Layla se enderezó, quitándole importancia al momento con una cálida sonrisa.

—Estoy bien, gracias a ti.

Cerca, Alekis observaba el intercambio con una expresión encantada.

La vista de Lucio y Layla juntos, compartiendo una conexión tan cálida, le calentaba el corazón.

Silenciosamente, sacó su teléfono del bolsillo y tomó una foto de ellos, deseando preservar este momento —un recuerdo de felicidad y unión que se sentía tan raro cuando Lucio nunca disfrutaba realmente de estos simples momentos de su vida.

—Papá, ¿qué estás mirando?

—preguntó, alzando una ceja.

—Ahh, nada —dijo Alekis con una suave risa—.

Pero ¿por qué no se toman una foto juntos?

Seguro hay un fotógrafo por aquí en alguna parte —miró alrededor como buscando.

—Esa es una idea maravillosa —intervino Layla, sus ojos brillando—.

Pero hagamos que sea una foto de los tres.

Momentos así son demasiado preciosos para dejar a alguien fuera.

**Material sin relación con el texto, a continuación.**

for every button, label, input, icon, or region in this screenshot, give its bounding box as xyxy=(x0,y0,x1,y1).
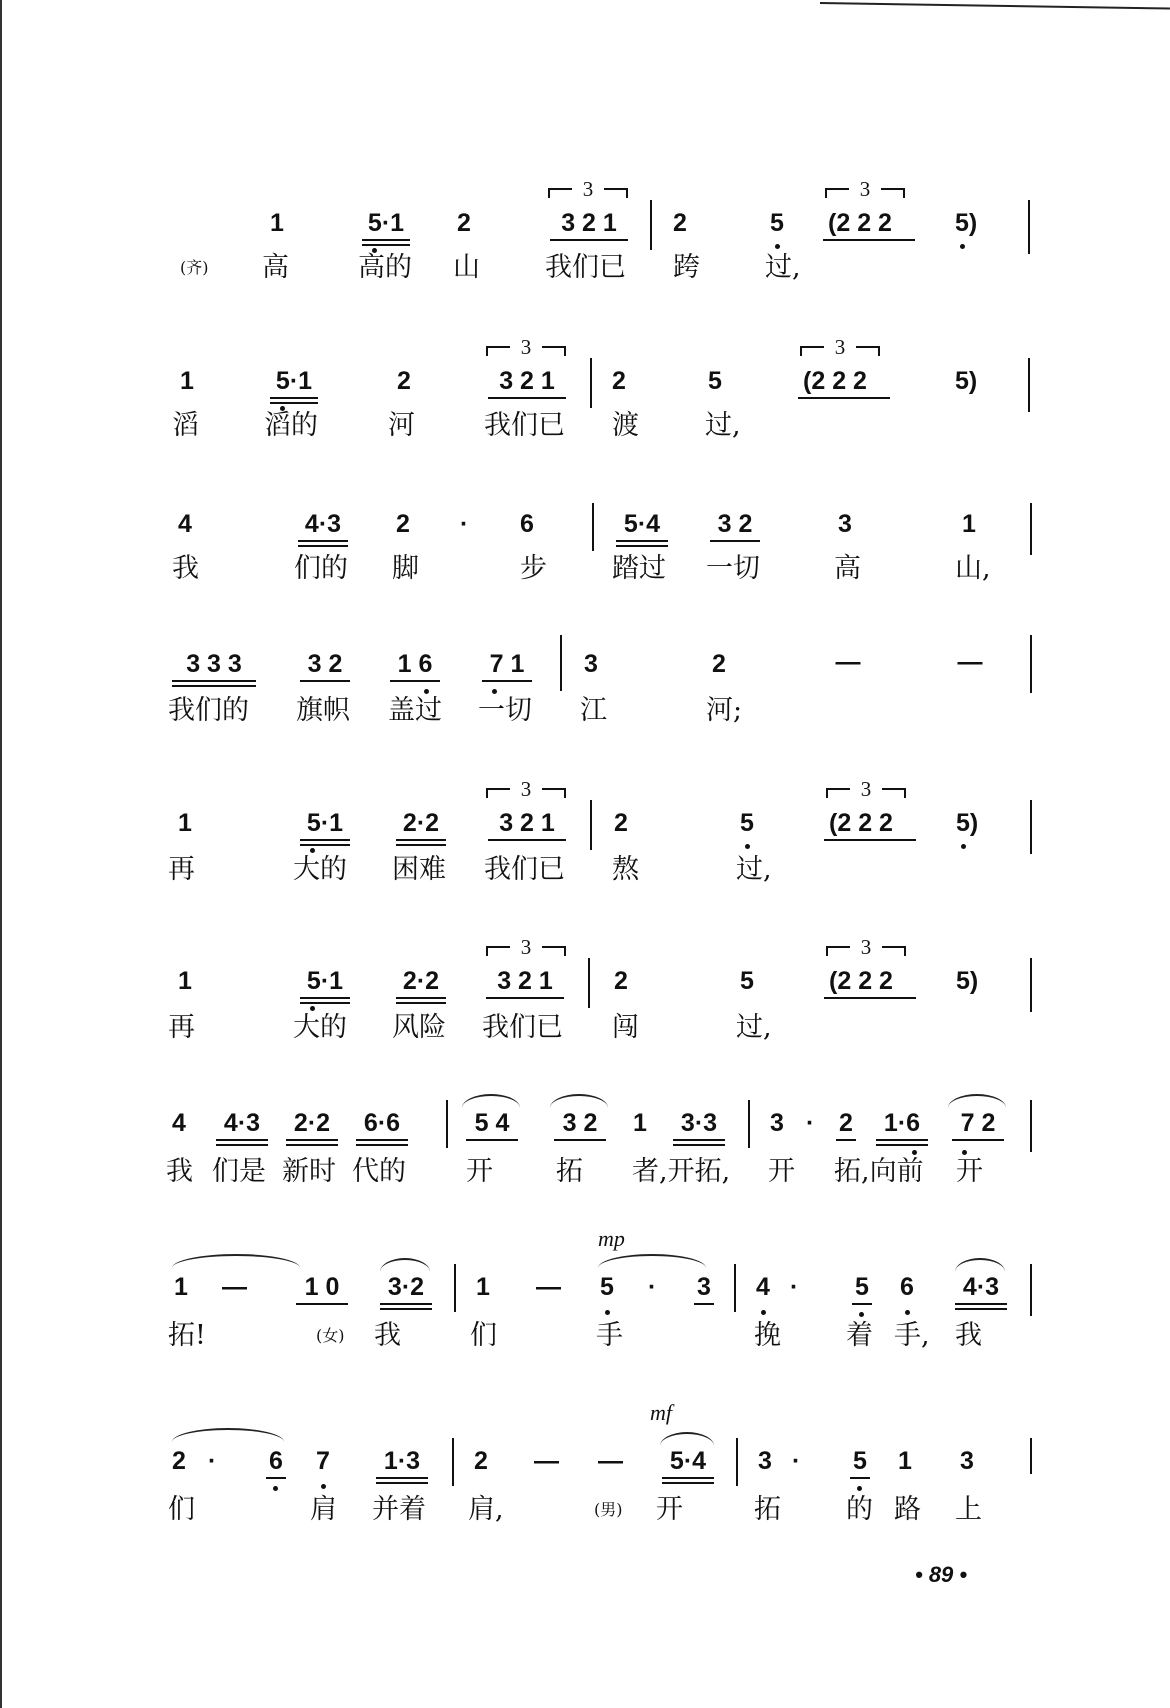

Lucio asintió en acuerdo, tomando la mano de su padre.

—Vale, busquemos un lugar para ello.

Vamos, papá.

Layla sonrió y agarró el otro brazo de Alekis mientras se abrían paso fuera de la multitud bulliciosa.

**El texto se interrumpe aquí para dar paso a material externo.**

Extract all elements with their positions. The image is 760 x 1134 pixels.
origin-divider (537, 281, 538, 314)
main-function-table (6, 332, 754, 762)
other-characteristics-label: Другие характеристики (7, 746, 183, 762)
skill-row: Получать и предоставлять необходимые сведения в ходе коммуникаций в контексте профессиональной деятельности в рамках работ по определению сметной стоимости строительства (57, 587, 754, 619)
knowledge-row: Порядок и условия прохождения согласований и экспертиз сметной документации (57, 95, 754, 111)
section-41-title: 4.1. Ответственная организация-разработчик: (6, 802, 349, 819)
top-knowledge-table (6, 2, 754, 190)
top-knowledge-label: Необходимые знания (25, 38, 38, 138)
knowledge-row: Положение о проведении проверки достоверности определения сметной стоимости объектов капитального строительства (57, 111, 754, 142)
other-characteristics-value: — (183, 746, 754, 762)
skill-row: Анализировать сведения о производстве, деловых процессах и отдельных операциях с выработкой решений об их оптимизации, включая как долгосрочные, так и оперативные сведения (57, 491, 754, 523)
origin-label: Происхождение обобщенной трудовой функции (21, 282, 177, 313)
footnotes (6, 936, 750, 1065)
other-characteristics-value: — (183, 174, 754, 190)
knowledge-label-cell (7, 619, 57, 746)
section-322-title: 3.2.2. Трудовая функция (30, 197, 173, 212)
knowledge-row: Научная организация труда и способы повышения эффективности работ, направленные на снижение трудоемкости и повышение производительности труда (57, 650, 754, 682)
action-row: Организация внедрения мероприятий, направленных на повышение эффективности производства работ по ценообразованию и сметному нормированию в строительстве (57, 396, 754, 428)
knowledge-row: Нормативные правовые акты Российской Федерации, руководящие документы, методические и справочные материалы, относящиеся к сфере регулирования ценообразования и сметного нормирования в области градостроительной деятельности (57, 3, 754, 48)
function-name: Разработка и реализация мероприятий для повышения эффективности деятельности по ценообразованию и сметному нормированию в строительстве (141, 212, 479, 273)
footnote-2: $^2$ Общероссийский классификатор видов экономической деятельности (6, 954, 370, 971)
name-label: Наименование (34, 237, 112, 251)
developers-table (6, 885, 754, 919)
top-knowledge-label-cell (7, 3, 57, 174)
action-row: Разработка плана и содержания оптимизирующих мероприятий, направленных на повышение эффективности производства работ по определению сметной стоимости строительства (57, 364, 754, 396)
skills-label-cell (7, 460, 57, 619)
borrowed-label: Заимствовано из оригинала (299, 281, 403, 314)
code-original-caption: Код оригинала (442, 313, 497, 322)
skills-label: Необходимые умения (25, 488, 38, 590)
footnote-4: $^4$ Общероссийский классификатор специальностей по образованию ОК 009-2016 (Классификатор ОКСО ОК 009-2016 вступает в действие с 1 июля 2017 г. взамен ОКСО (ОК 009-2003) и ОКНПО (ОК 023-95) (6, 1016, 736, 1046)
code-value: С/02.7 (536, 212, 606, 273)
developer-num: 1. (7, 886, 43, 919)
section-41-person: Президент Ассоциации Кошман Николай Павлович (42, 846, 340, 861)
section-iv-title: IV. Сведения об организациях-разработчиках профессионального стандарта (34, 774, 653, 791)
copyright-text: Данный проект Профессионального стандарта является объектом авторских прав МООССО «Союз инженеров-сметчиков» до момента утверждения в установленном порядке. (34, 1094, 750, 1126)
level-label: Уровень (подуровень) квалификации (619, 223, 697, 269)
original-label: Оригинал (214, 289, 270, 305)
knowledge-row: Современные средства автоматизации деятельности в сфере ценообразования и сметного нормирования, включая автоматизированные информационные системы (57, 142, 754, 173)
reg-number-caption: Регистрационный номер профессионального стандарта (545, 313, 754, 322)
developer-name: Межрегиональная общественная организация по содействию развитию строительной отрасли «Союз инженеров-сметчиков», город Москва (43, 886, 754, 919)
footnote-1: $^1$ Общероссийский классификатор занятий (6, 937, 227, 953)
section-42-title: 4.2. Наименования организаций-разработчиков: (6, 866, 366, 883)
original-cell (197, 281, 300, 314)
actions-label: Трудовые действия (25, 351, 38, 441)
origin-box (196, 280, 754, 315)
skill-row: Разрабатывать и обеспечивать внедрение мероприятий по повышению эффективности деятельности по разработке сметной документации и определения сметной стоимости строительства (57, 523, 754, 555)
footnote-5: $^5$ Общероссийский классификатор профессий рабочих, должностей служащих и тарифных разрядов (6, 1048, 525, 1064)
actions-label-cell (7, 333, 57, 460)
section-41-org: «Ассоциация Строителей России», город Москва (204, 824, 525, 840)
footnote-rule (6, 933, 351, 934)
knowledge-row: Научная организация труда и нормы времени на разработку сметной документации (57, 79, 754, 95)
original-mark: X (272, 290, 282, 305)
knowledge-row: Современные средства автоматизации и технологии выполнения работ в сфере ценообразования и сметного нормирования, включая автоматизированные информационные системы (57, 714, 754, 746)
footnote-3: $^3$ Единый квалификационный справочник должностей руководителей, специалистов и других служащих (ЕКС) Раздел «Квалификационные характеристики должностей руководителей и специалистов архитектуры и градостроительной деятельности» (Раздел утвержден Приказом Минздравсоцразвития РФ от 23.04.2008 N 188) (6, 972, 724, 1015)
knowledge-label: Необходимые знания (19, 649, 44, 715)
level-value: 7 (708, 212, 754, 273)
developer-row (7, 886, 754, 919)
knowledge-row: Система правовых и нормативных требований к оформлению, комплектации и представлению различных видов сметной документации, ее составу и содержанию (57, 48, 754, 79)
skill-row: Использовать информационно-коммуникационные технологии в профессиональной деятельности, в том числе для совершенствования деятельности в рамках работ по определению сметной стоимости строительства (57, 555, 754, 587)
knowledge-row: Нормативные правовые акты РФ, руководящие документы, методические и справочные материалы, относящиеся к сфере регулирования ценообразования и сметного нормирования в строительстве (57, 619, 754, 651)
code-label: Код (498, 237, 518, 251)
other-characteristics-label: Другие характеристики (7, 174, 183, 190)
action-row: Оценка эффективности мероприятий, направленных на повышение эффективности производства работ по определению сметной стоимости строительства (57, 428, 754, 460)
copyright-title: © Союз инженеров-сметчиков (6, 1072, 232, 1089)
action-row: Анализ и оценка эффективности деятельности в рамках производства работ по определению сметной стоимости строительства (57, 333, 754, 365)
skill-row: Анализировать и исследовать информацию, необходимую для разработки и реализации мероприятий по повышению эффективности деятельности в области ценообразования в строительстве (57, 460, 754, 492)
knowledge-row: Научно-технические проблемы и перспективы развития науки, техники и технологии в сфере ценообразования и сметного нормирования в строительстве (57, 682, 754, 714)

Tras unos minutos buscando, avistaron a un fotógrafo ocupado tomando fotos de niños y familias cercanas.

En cuanto llegó su turno, Lucio se acercó al fotógrafo.

—Nos gustaría unas buenas tomas, por favor.

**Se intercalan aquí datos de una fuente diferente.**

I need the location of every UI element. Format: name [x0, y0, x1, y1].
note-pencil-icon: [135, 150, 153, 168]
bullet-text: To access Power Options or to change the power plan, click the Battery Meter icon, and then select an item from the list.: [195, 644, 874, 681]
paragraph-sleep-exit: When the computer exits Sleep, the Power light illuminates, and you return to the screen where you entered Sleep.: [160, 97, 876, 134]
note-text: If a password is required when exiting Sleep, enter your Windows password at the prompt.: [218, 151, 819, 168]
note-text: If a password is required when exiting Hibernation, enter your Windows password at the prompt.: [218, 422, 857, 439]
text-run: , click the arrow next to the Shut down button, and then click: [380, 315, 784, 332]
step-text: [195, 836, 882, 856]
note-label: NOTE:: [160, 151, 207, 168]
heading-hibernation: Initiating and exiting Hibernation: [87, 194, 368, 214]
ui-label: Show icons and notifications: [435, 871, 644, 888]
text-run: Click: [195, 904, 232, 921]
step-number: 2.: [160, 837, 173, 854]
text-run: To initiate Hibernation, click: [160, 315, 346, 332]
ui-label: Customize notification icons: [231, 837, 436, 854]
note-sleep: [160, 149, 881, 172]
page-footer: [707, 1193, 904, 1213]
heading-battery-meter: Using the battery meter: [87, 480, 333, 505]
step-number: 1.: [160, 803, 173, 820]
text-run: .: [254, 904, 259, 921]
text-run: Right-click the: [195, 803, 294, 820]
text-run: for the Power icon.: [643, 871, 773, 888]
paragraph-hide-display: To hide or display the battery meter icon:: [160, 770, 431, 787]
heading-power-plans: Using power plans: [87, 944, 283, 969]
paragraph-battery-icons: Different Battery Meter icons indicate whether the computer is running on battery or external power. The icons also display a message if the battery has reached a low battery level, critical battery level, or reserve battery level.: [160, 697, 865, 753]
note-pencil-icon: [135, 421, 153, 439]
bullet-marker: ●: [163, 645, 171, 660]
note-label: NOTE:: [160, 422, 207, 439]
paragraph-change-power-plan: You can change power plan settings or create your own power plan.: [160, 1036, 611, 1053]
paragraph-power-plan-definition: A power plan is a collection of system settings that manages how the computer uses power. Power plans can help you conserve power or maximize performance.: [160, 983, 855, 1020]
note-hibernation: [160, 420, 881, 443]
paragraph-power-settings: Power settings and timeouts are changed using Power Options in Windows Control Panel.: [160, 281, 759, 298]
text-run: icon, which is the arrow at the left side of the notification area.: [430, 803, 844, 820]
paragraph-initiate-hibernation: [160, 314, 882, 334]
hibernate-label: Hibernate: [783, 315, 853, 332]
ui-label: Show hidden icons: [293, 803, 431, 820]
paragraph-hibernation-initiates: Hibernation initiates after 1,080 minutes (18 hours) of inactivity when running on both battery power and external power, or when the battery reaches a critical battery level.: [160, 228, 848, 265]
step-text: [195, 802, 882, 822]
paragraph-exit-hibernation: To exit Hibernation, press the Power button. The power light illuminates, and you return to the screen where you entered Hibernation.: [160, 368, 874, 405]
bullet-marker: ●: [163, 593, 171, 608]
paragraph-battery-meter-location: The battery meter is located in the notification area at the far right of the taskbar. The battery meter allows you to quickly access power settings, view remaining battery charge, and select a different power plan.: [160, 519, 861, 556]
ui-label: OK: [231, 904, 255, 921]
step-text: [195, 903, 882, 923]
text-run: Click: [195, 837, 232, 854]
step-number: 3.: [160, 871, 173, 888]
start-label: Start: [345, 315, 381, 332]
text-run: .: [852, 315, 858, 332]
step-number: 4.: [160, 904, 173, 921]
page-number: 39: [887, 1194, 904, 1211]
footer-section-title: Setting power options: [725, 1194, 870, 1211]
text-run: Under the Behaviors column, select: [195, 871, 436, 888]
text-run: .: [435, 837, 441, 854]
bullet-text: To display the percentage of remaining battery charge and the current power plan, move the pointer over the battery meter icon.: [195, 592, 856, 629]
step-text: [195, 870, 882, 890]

Que sean memorables —dijo con una sonrisa educada.

El fotógrafo asintió con entusiasmo y les indicó posar.

Alekis se paró orgulloso en el centro, su postura erguida y su rostro radiante de alegría.

Lucio se colocó a su derecha, mientras Layla ocupaba su lugar a la izquierda, su mano descansando suavemente en el brazo de Alekis.

El fotógrafo ajustó su lente y comenzó a hacer clic en sus fotos.

El resultado fue una serie de imágenes hermosas.

—Perfecto —comentó Lucio mientras revisaba las tomas en la cámara del fotógrafo.

Layla también se inclinó para echar un vistazo, su sonrisa ensanchándose.

—Estos serán recuerdos para atesorar —dijo Alekis suavemente, mientras miraba a su hijo y a su nuera.

—Por supuesto, papá —respondió Lucio con una sonrisa cálida.

Pagó al fotógrafo, aceptando el sobre de fotos recién impresas.

Layla y Alekis caminaron adelante, charlando alegremente, sabiendo que Lucio los alcanzaría en breve.

Pero mientras Lucio se disponía a seguirlos, su teléfono vibró en su bolsillo, atrayendo su atención.

Sacó el teléfono y miró la pantalla, notando un mensaje de un número desconocido con una foto.

El ceño de Lucio se frunció profundamente mientras leía el mensaje.

Antes de que pudiera procesarlo completamente, su teléfono vibró de nuevo, esta vez con una llamada entrante.

Respondió de inmediato, presionando el teléfono contra su oreja.

Una voz baja y amenazante crujía a través de la línea.

—Si quieres salvar a Demitri, ven a esta ubicación antes de medianoche.

Solo.

No juegues conmigo —no me gustan los juegos.

La línea se cortó antes de que Lucio pudiera responder.

Layla se volvió para ver cómo estaba.

—Lucio, ¿qué estás– —se detuvo, notando una mirada preocupada en su rostro.